Одна не сработала. Зато вторая рванула удачно, сбросив с насыпи паровоз и штук двенадцать платформ и вагонов, перевозивших в направлении Харькова артиллерийскую часть.
Под откос летели платформы, сминая и расплющивая 75-миллиметровые противотанковые пушки, автомашины, тягачи, вагоны с орудийными расчётами. Один из пассажирских вагонов раскачивался на искорёженных рельсах. Из него выскакивали артиллеристы – с комфортом катили на фронт! Кто-то торопливо спрыгивал вниз, другие медлили, глядя на мешанину смятых платформ, перевёрнутые тягачи и пушки.
Горел паровоз, выбивалось пламя разлитой солярки, детонировали снаряды на горящей зенитной платформе, раскидывая в стороны шипящие гильзы. Качавшийся вагон перевернулся и полетел вниз, сминая и тех, кто успел выскочить, и тех, кто промедлил, оставшись внутри.

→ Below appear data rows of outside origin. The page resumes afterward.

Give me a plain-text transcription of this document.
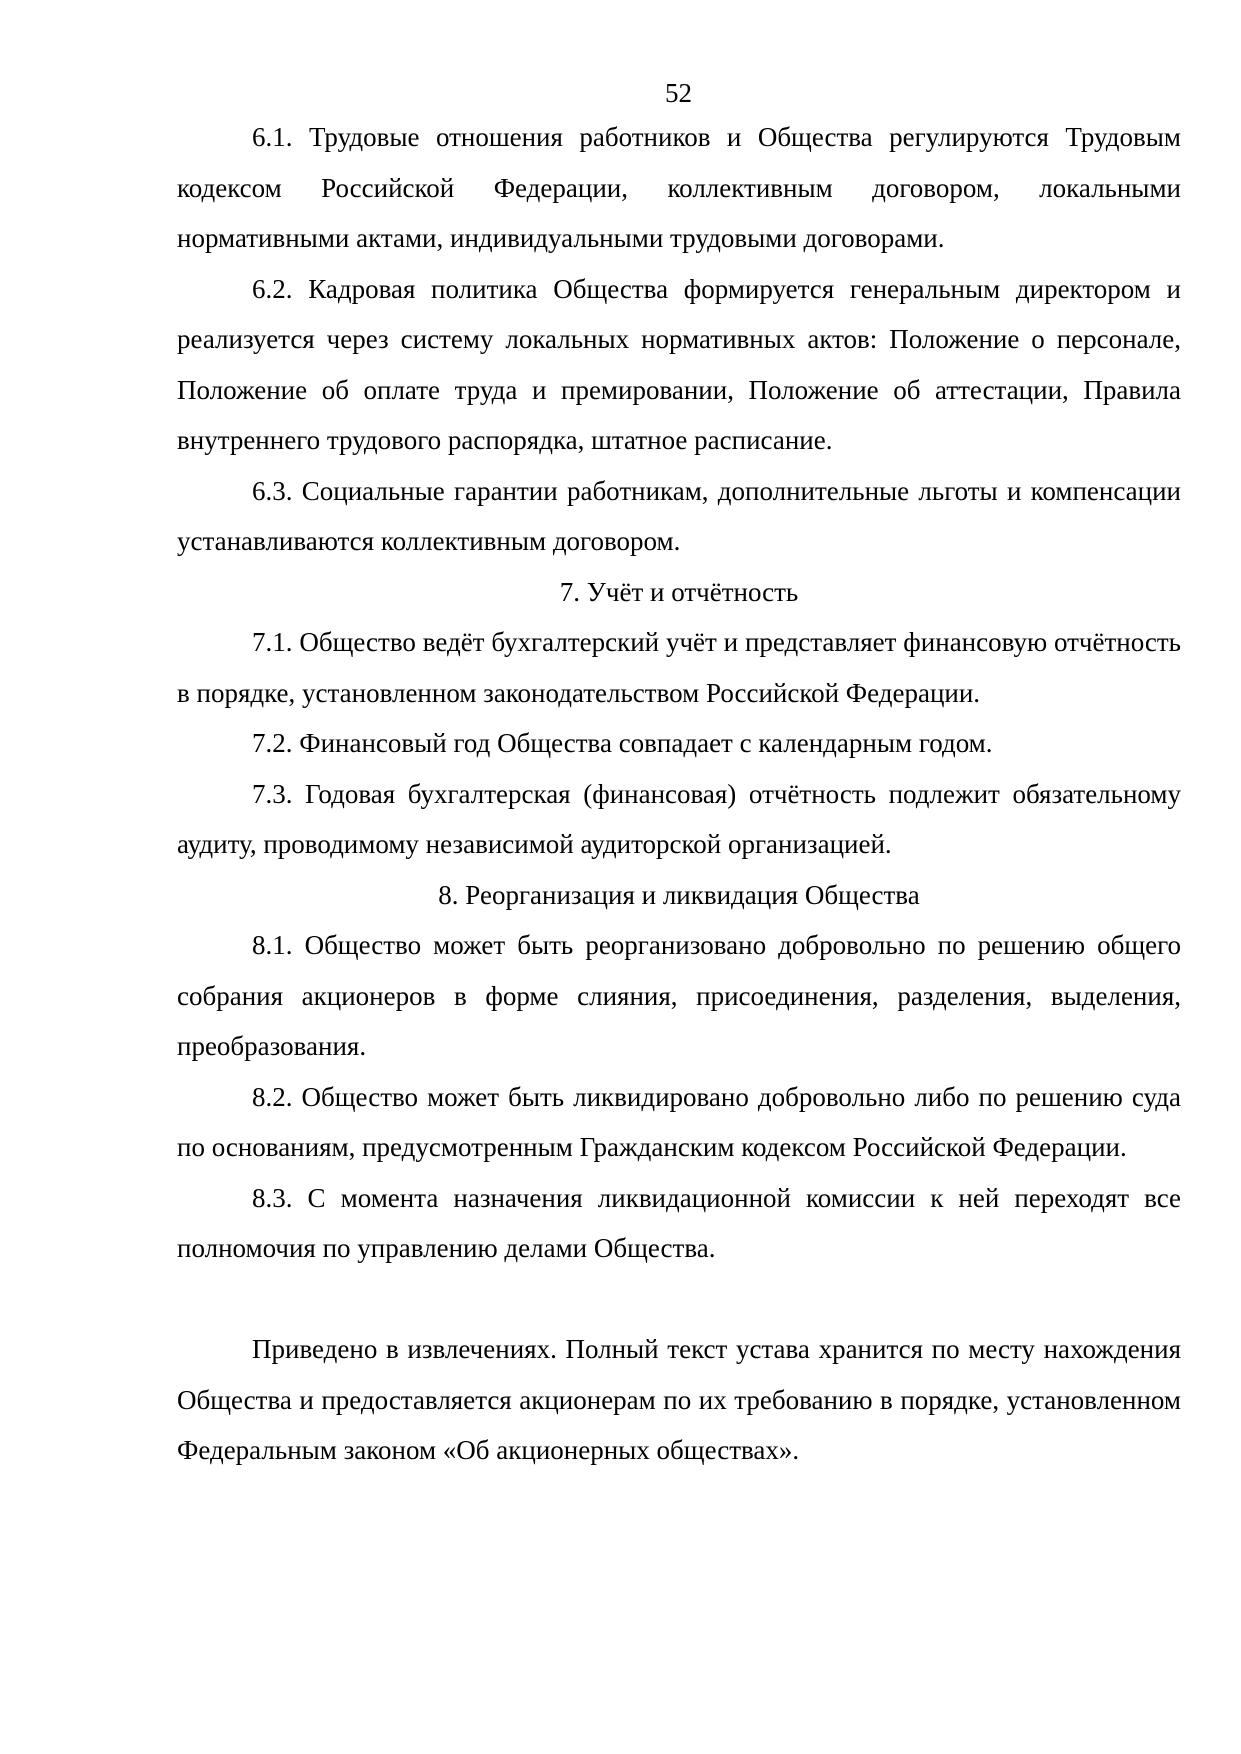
52

6.1. Трудовые отношения работников и Общества регулируются Трудовым кодексом Российской Федерации, коллективным договором, локальными нормативными актами, индивидуальными трудовыми договорами.

6.2. Кадровая политика Общества формируется генеральным директором и реализуется через систему локальных нормативных актов: Положение о персонале, Положение об оплате труда и премировании, Положение об аттестации, Правила внутреннего трудового распорядка, штатное расписание.

6.3. Социальные гарантии работникам, дополнительные льготы и компенсации устанавливаются коллективным договором.

7. Учёт и отчётность

7.1. Общество ведёт бухгалтерский учёт и представляет финансовую отчётность в порядке, установленном законодательством Российской Федерации.

7.2. Финансовый год Общества совпадает с календарным годом.

7.3. Годовая бухгалтерская (финансовая) отчётность подлежит обязательному аудиту, проводимому независимой аудиторской организацией.

8. Реорганизация и ликвидация Общества

8.1. Общество может быть реорганизовано добровольно по решению общего собрания акционеров в форме слияния, присоединения, разделения, выделения, преобразования.

8.2. Общество может быть ликвидировано добровольно либо по решению суда по основаниям, предусмотренным Гражданским кодексом Российской Федерации.

8.3. С момента назначения ликвидационной комиссии к ней переходят все полномочия по управлению делами Общества.

Приведено в извлечениях. Полный текст устава хранится по месту нахождения Общества и предоставляется акционерам по их требованию в порядке, установленном Федеральным законом «Об акционерных обществах».
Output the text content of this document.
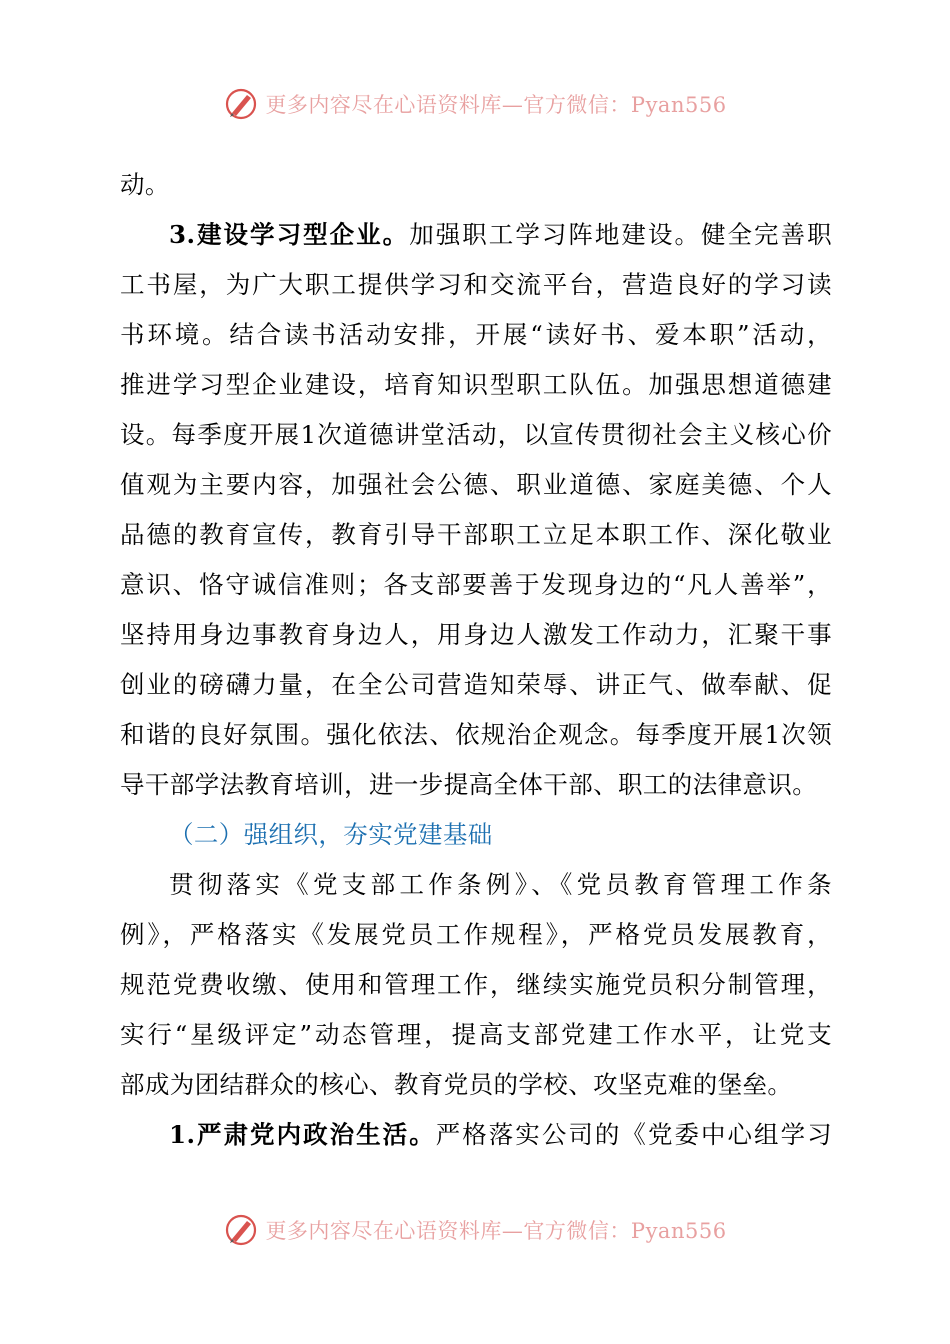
更多内容尽在心语资料库—官方微信：Pyan556
动。
3.建设学习型企业。加强职工学习阵地建设。健全完善职
工书屋，为广大职工提供学习和交流平台，营造良好的学习读
书环境。结合读书活动安排，开展“读好书、爱本职”活动，
推进学习型企业建设，培育知识型职工队伍。加强思想道德建
设。每季度开展1次道德讲堂活动，以宣传贯彻社会主义核心价
值观为主要内容，加强社会公德、职业道德、家庭美德、个人
品德的教育宣传，教育引导干部职工立足本职工作、深化敬业
意识、恪守诚信准则；各支部要善于发现身边的“凡人善举”，
坚持用身边事教育身边人，用身边人激发工作动力，汇聚干事
创业的磅礴力量，在全公司营造知荣辱、讲正气、做奉献、促
和谐的良好氛围。强化依法、依规治企观念。每季度开展1次领
导干部学法教育培训，进一步提高全体干部、职工的法律意识。
（二）强组织，夯实党建基础
贯彻落实《党支部工作条例》、《党员教育管理工作条
例》，严格落实《发展党员工作规程》，严格党员发展教育，
规范党费收缴、使用和管理工作，继续实施党员积分制管理，
实行“星级评定”动态管理，提高支部党建工作水平，让党支
部成为团结群众的核心、教育党员的学校、攻坚克难的堡垒。
1.严肃党内政治生活。严格落实公司的《党委中心组学习
更多内容尽在心语资料库—官方微信：Pyan556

Две трети эшелона застыли на насыпи. Часть рельсов и шпал вывернуло резким торможением, колёса глубоко увязли в щебёнке. Артиллеристы задирали головы: если появятся русские самолёты, они добьют полк. Но самолётов в начале сорок третьего года у нас ещё не хватало, а с платформ и окон вели беспорядочную стрельбу по «лесным бандитам». Комендант эшелона стрелял из пистолета по заснеженным деревьям и выкрикивал, мешая русские и немецкие ругательства:
– Швайне хунде, свинские собаки! Они бьют из-за угла, их всех надо вешать, сжигать!
Группа Кондратьева торопливо скользила на лыжах по твёрдому мартовскому насту. Весеннее солнце ярко светило на голубом небе. Операция прошла удачно и без потерь. А скоро весна, и отступит эта бесконечно долгая зима.
Рация отряда «Застава» отстучала на Большую землю результаты диверсии: «Противотанковый артиллерийский полк потерял полтора десятка орудий, более сотни убитых, раздавленных, покалеченных солдат и офицеров, едва начав свой путь к фронту. Шлите мины и батареи для радиостанций. Нужны сапёры и медикаменты для раненых».
После удачной операции можно смело просить помощь – не откажут. Группа старшего лейтенанта Кондратьева сработала чётко. Но война во вражеском тылу полна опасностей и неожиданных поворотов.
Следующая операция – налёт на продовольственный обоз – обошлась куда дороже, чем ожидали.
Начальник Вяземского полицейского участка Савва Гуженко отслужил в Красной Армии ещё в начале тридцатых годов. Вернувшись домой, не узнал собственного подворья. Исчезла почти вся живность – конь, корова, овцы. Куда-то подевался хороший инвентарь – жнейка, плуги, сепаратор.
– А это, сынок, колхоз называется, – разъяснил бывшему кавалеристу пьяненький, заметно опустившийся отец, в прошлом – крепкий хозяин.
Отбывал трёхлетний тюремный срок старший брат, кинувшийся в драку, когда активисты уводили верного помощника семьи коня Гнедко. По опустевшему двору бродили несколько кур да радовался возвращению Саввы дворовый пёс. Мать плакала: «Вот так мы теперь живём».